Responding to the panel’s recommendation, trust chief executive, Matthew Hopkins, said:
“Whilst we accept there is a case for changing the way NHS services are provided in south west London, we are disappointed that the ‘scoring’ panel has made this recommendation.
“The key criteria we expected the panel to use in making its recommendation were clinical outcomes, safety and patient experience. We know we do well in these areas, especially when compared to our local hospitals, so it is regrettable the panel have come to this conclusion.
“However, it’s important to note that the panel’s recommendation is not binding and it is just one stage of a lengthy and complicated process. Crucially, it needs to pass through many other hoops, including a full public legal consultation. This will need to last at least 12 weeks and is expected to start in early autumn.
“We will of course continue to work with NHS South West London, our local NHS partners, GPs, MPs, councillors and local people to ensure our patients continue to receive the very best possible care, both now and in the future.”
On how other hospitals could manage an increase in A&E patients and new mums, Matthew added:
“St Helier’s A&E and maternity departments are busier than ever. Both departments saw, treated and cared for more people last year than ever before, with 81,739 patients treated in A&E and 3,317 babies born in our maternity unit. The numbers of patients and parents who use St Helier is increasing, not decreasing.
“The Better Services Better Value review’s plan to close an A&E is based on a major reduction in the numbers of people needing to use A&E departments across south west London.
“As such, we have consistently raised concerns about whether there are clear and robust plans in place across the NHS in south west London to enable that to happen and, in turn, reduce the number of patients who need our care.

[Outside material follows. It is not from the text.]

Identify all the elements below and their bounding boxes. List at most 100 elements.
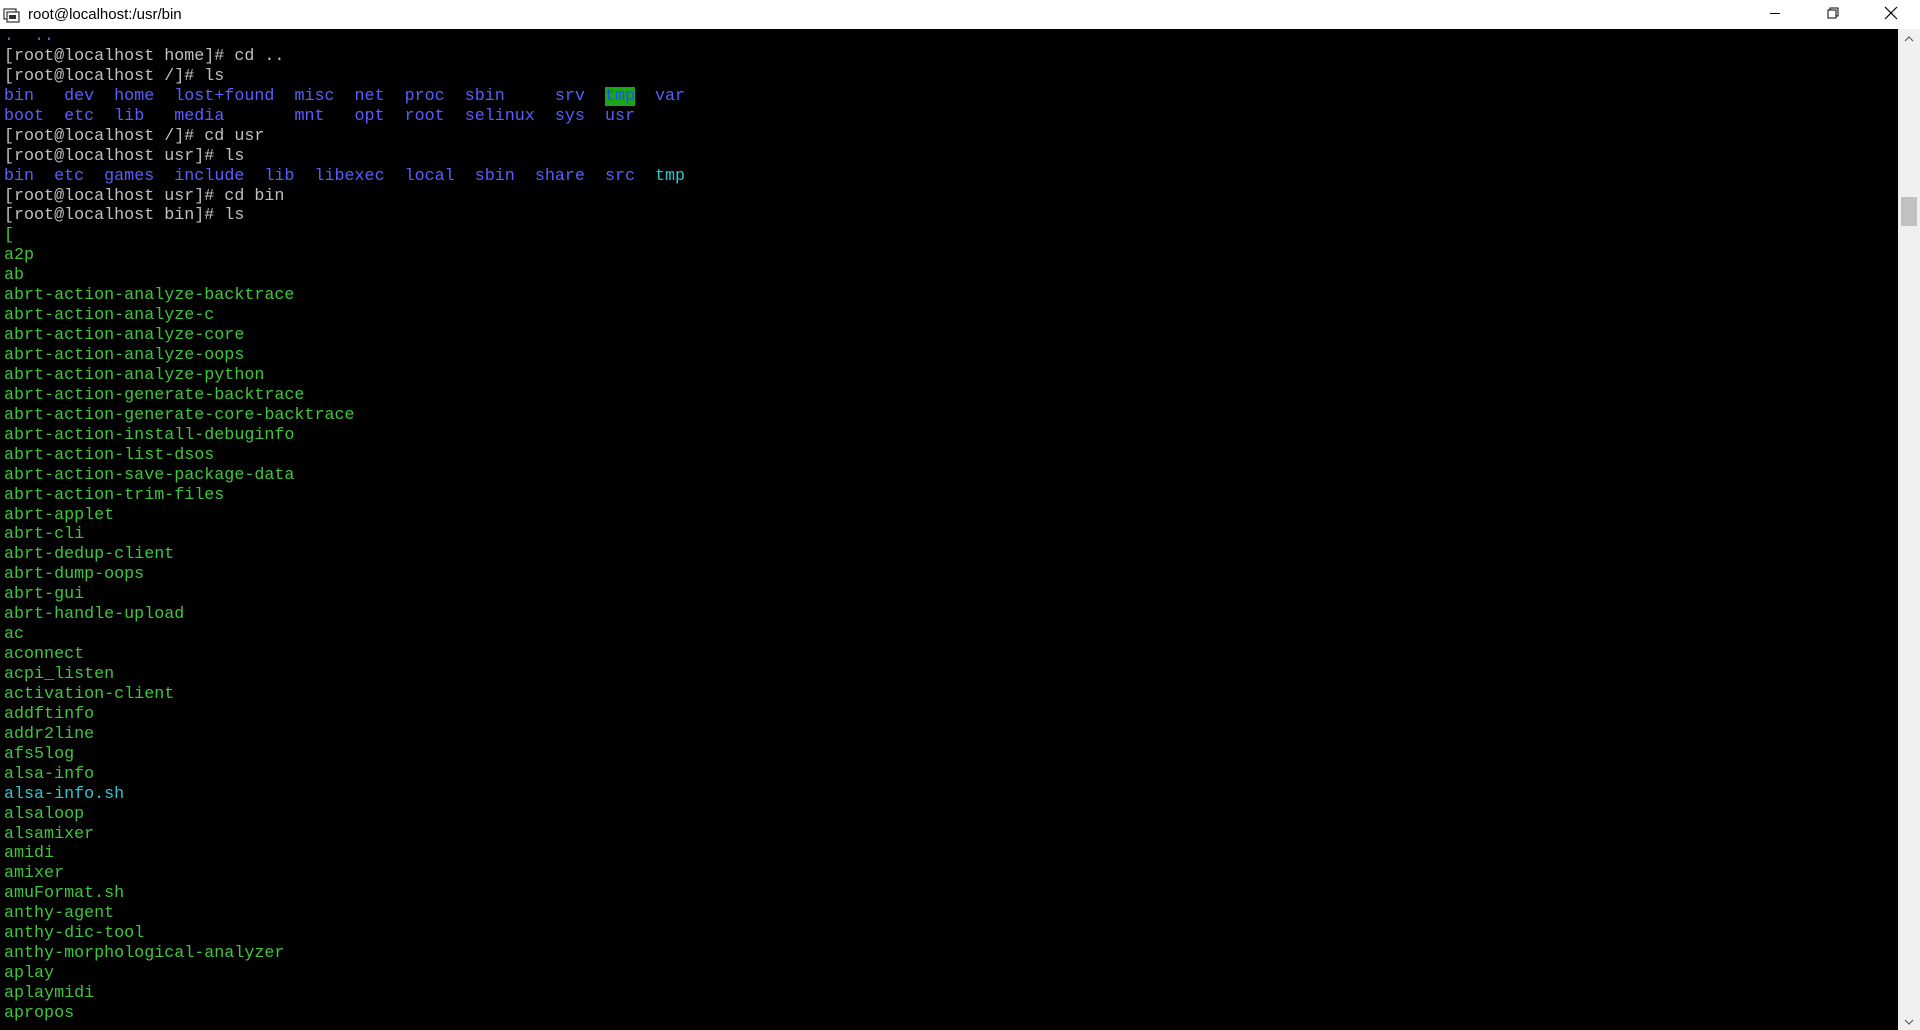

“The increasing numbers of patients we treat in A&E, and babies that we care for in our maternity unit, combined with the high quality care we deliver, mean local people, patients and our own staff, need to be reassured that significant investments are being made elsewhere to provide the services they need, at the standards they deserve.”
On the suggestion the St Helier could become a dedicated planned care centre, Matthew added:
“Under the proposals, the hospital which loses its A&E and maternity will be designated as the dedicated planned care centre for elective surgery in south west London.
“Whilst, we recognise the benefits this offers for the NHS locally, we await with interest the financial analysis from NHS South West London that shows the planned care centre would be clinically and financially viable in the long term.”